According to a report Sunday in the New York Times, the CIA kept the House and Senate intelligence committees in the dark for eight years about a “secret counterterrorism program,” on the instructions of then Vice President Richard Cheney. The Times account said that the current CIA Director Leon Panetta, a former Democratic congressman, recently told both the House and Senate intelligence committees about the existence of the program and Cheney’s role in concealing it.

The Los Angeles Times reported Saturday, citing an internal study by five intelligence agency officials, that the electronic surveillance under the Bush administration “went beyond the widely publicized warrantless wiretapping program ... encompassing additional secretive activities that created ‘unprecedented’ spying powers.”

This program, conducted by the National Security Agency and separate from the CIA program, “came to be known in the Bush administration as the ‘President’s Surveillance Program’,” the newspaper said. The study was conducted jointly by the Inspectors General of the Justice Department, Pentagon, CIA, Directorate of National Intelligence and National Security Agency. The unclassified version of the study, released Friday night, blacked out all details of the expanded surveillance program.

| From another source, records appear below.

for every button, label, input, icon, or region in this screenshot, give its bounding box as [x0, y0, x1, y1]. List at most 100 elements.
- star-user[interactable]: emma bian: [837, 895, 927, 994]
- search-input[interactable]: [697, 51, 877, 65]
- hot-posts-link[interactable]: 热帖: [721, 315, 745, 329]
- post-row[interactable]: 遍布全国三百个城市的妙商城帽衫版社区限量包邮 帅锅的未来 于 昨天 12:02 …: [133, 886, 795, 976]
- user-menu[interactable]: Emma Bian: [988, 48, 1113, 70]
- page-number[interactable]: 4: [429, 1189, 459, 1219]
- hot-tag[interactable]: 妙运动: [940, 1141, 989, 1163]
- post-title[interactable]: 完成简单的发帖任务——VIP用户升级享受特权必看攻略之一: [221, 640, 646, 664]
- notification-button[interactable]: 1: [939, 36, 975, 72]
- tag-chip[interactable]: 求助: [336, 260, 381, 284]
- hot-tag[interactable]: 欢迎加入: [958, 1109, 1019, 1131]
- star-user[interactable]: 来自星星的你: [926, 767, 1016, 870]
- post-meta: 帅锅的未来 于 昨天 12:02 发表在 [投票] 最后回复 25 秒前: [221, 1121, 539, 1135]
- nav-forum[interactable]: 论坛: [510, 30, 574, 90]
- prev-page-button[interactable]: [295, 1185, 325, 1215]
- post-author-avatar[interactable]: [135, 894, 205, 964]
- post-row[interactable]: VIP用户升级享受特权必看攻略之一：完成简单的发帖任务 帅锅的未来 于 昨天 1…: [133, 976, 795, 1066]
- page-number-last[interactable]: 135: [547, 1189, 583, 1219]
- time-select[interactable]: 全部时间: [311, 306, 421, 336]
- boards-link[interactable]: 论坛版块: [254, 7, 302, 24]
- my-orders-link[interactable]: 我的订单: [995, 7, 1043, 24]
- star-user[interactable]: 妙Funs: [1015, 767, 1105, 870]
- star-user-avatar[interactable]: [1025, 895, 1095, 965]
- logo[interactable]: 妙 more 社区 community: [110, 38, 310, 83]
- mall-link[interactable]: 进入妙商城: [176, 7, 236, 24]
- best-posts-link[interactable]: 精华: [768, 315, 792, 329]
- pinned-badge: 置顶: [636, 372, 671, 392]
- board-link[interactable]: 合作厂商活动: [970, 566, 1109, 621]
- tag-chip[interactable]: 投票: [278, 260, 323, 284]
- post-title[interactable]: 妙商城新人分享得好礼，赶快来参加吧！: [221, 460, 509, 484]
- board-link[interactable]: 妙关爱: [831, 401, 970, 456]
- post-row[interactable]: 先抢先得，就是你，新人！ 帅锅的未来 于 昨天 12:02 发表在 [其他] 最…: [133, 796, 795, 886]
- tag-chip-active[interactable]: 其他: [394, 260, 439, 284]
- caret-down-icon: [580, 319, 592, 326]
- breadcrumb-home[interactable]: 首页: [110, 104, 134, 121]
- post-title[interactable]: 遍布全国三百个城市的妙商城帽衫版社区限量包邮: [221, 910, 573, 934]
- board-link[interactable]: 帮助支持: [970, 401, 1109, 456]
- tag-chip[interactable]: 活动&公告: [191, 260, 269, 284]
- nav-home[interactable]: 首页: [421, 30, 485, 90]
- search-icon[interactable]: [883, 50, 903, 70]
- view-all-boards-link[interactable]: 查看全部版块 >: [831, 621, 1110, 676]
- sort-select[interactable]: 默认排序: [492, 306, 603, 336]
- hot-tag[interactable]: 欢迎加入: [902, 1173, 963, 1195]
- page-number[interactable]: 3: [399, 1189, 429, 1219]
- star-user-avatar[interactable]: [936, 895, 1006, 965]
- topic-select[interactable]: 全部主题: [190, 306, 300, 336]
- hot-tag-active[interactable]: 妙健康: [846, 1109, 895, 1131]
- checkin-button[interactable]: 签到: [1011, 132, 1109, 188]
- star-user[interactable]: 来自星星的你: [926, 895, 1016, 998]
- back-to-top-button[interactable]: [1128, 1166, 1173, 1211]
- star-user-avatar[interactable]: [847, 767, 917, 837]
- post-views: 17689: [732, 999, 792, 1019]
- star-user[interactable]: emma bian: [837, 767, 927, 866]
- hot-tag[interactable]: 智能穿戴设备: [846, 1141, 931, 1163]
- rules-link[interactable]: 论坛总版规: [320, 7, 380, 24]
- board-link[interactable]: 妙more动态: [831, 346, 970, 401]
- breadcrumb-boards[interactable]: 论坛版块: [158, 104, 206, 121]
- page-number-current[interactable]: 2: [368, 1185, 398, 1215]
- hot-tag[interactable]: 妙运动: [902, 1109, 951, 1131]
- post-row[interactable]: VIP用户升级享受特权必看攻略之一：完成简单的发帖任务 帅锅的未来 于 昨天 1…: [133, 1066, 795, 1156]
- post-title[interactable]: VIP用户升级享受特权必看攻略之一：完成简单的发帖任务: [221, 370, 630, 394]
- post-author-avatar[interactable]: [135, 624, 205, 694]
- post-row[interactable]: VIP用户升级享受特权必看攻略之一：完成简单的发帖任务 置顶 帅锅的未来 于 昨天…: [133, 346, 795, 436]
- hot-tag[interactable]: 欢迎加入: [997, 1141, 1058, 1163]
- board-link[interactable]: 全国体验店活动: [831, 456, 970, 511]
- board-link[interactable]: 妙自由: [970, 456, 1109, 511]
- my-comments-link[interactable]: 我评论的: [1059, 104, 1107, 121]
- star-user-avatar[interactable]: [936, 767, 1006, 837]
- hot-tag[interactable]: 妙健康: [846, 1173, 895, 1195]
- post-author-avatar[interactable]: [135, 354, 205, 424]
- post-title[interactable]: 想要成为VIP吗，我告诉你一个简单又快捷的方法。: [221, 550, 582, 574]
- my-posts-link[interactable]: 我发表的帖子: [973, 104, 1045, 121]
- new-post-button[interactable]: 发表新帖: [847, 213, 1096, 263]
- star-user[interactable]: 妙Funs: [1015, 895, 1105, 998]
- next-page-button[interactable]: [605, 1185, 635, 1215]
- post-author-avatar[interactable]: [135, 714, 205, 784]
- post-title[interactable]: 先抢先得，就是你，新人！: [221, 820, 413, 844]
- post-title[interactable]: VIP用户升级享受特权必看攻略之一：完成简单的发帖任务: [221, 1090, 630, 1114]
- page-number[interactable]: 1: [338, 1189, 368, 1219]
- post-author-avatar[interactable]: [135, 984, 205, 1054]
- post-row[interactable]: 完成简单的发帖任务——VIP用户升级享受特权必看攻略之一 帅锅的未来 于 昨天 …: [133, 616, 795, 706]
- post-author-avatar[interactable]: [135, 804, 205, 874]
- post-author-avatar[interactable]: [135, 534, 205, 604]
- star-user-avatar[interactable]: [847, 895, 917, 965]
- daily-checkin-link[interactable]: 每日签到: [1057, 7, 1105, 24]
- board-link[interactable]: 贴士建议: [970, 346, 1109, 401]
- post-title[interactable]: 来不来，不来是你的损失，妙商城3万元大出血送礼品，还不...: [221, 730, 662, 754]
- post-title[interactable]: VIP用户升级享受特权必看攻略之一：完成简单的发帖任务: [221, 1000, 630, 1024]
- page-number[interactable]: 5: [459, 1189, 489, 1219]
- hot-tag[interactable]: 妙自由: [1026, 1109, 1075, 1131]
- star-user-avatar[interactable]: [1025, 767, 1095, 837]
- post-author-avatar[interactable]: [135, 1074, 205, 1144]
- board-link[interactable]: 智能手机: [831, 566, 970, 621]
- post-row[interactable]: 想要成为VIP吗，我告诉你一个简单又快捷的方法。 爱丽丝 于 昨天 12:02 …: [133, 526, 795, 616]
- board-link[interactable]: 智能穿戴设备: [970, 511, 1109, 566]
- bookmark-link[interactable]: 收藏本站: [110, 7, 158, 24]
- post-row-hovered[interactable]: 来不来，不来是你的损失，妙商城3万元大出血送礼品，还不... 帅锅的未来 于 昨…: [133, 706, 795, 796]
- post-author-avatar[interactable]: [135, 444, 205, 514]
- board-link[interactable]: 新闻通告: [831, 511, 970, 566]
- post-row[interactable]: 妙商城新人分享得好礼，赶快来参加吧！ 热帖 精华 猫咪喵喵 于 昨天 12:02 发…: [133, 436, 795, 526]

As in the case of the CIA program, the office of the vice president played a central role in enforcing secrecy and cover-up of the NSA operation. Cheney’s legal adviser and later chief of staff, David Addington, had to personally approve every government official who was to be “read in” to the program by the NSA. Addington refused to be interviewed by the Inspectors General, as did former CIA director George Tenet, former attorney general John Ashcroft, and John Yoo, the Justice Department lawyer tasked with drafting legal guidelines for the secret surveillance.